1899: Pokal-Aus nach großem Kampf

Das Halbfinale im DFB-Pokal war greifbar nah und trotzdem hat es die TSG Hoffenheim nicht geschafft: Borussia Dortmund hat dank Routinier Sebastian Kehl die Runde der letzten Vier im Pokal erreicht. Der 35-Jährige erzielte in einem packenden Viertelfinale gegen 1899 Hoffenheim mit
einem spektakulären Dropkick in der 107. Minute den Siegtreffer zum
3:2 (2:2, 1:2) nach Verlängerung. Damit verhinderte die Mannschaft
von Trainer Jürgen Klopp eine weitere Enttäuschung. Zuvor hatten vor
80 667 Zuschauern im ausverkauften Dortmunder Stadion Pierre-Emerick
Aubameyang (57.) und Neven Subotic (19.) für den BVB getroffen.
Hoffenheim hingegen verpasste trotz der Tore von Kevin Volland (21.)

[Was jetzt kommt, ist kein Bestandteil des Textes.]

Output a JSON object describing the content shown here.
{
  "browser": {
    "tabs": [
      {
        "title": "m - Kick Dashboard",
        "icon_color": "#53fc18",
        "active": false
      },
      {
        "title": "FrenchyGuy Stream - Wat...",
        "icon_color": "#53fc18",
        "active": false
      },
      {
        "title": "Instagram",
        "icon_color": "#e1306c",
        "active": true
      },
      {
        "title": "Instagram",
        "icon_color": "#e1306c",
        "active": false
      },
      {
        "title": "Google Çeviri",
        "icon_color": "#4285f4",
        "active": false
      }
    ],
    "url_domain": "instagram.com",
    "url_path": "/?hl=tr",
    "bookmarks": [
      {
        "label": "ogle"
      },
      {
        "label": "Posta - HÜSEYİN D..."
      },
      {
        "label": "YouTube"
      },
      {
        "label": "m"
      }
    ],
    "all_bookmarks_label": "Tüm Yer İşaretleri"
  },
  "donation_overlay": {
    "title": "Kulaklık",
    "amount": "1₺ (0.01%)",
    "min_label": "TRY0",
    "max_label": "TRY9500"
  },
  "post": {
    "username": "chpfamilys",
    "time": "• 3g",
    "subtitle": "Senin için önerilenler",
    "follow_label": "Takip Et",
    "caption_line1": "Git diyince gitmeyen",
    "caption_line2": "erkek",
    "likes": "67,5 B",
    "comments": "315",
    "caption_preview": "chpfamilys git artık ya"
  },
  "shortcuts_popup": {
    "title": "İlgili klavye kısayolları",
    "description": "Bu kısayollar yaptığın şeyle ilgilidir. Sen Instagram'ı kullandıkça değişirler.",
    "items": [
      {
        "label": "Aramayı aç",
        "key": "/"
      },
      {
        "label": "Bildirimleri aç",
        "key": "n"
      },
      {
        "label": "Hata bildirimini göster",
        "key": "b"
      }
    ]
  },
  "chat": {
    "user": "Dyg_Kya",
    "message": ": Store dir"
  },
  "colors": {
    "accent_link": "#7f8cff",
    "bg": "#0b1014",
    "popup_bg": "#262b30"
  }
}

und Roberto Firmino (28.) das erste Pokal-Halbfinale seiner Vereinsgeschichte. In der 120. Minute setzte Andreas Beck nach einer Ecke völlig frei einen Kopfball neben das BVB-Gehäuse. „Der Sonntagsschuss von Kehl hat uns sehr weh  getan“, sagte TSG-Trainer Markus Gisdol in der ARD. „Unsere erste Halbzeit war tadellos“, so Gisdol, dessen Mannschaft in der zweiten Hälfte extrem in die Defensive gedrängt wurde. Trotz der Enttäuschung gehen Gisdol und seine Mannschaft „stabil aus dieser Partie heraus“. (dpa/wg)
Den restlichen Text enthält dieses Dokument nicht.